Ces sites sont décrits et photographiés dans son ouvrage The Desert and the Sown qui témoigne par ailleurs d’une approche orientaliste. En effet, Gertrude Bell ne se distingue pas de ses contemporains par sa supériorité morale occidentale dont elle n’épargne pas les populations locales. En 1909, elle décrit le Moyen-Orient dans l’ouvrage Amurath to Amurath. Puis dès 1911, elle concentre ses recherches sur la Mésopotamie et la région de Tur Abdin, dans l’actuelle Turquie, sur lesquelles elle publie un article scientifique.
Méthodologie
Pour ses recherches, elle ne collabore pas avec des universités et elle n’a pas non plus recours aux fouilles. Gertrude Bell établit des rapports d’analyses comparatives formelles, c’est-à-dire qu’elle comparait les formes architecturales des sites pour les dater et expliquer les tendances culturelles après les avoir décrites précisément. Manquant d’une formation en architecture et en dessin, elle comble cette lacune par une abondance photographique. La monographie sur la forteresse de Al-Ukhaidir qu’elle publie en 1914 en témoigne. Plus de 160 clichés ont été pris dont seulement 87 ont été publiés.
© Gertrude Bell Archive, Université de Newcastle.

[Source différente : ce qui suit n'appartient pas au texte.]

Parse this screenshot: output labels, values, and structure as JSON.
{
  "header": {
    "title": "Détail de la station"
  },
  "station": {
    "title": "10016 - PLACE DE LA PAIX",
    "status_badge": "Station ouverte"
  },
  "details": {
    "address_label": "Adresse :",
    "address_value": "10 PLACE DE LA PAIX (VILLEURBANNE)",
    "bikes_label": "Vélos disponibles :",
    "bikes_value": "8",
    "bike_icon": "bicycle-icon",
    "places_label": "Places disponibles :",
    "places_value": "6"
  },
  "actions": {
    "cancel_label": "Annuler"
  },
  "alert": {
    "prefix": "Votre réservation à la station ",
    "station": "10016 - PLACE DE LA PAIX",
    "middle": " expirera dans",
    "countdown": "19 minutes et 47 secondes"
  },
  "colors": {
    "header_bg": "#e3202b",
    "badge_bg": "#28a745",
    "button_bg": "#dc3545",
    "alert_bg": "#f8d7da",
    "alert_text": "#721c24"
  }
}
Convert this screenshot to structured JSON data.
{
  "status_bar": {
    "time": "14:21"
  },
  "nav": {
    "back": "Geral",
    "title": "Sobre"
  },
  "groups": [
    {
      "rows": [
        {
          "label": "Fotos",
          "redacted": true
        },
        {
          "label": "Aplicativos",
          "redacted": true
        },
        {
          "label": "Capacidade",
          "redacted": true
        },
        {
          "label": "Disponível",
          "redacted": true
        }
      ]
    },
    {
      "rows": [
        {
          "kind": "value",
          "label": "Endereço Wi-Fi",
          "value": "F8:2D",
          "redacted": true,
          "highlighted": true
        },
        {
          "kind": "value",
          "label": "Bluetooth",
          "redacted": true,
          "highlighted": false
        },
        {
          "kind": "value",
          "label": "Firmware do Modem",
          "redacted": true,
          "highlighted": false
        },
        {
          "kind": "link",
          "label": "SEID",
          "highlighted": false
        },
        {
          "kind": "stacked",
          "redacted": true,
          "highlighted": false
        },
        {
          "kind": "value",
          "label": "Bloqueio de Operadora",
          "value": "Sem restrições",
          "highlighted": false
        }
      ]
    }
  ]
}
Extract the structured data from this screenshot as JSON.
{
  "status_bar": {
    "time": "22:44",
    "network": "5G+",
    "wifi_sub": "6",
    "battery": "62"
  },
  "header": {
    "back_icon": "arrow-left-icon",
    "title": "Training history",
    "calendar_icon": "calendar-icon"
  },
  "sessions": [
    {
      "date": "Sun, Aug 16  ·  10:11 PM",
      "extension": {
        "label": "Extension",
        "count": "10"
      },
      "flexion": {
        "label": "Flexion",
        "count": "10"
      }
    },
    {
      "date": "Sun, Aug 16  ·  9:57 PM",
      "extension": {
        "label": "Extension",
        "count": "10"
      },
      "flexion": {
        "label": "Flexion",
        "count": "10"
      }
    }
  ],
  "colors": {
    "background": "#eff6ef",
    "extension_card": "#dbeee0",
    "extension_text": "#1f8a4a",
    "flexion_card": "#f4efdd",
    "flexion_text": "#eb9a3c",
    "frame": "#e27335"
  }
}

Les conclusions de Gertrude Bell sont parfois fausses comme le mentionne Lisa Cooper. Néanmoins cela n’est pas incompatible avec la richesse des études comparatives entreprises et des nombreux supports visuels et data historiques rapportés par l’archéologue. En effet, de nombreuses descriptions et photographies de Bell sont indispensables pour documenter des sites aujourd’hui détruits. Sa contribution a permis d’établir un fond d’archives de plus de 12 000 documents à l’Université de Newcastle. Ce fond fait partie de la Mémoire du monde de l’Unesco depuis 2017.
Difficultés
Selon Julia Asher-Greve, les collègues masculins de Bell avaient tendance à minimiser ses contributions archéologiques en rappelant la richesse de sa famille ou encore sa collaboration aux renseignements britanniques. Ses recherches sont donc accompagnées d’un doute omniprésent en ses capacités scientifiques. Par conséquent, les apports archéologiques de Bell ont été peu mis en avant de son vivant et restent toujours dans l’ombre de ses correspondances personnelles et de son activité politique. Les biographes de Bell ont d’ailleurs tendance à romancer sa vie et ses relations, impactant négativement sa crédibilité scientifique.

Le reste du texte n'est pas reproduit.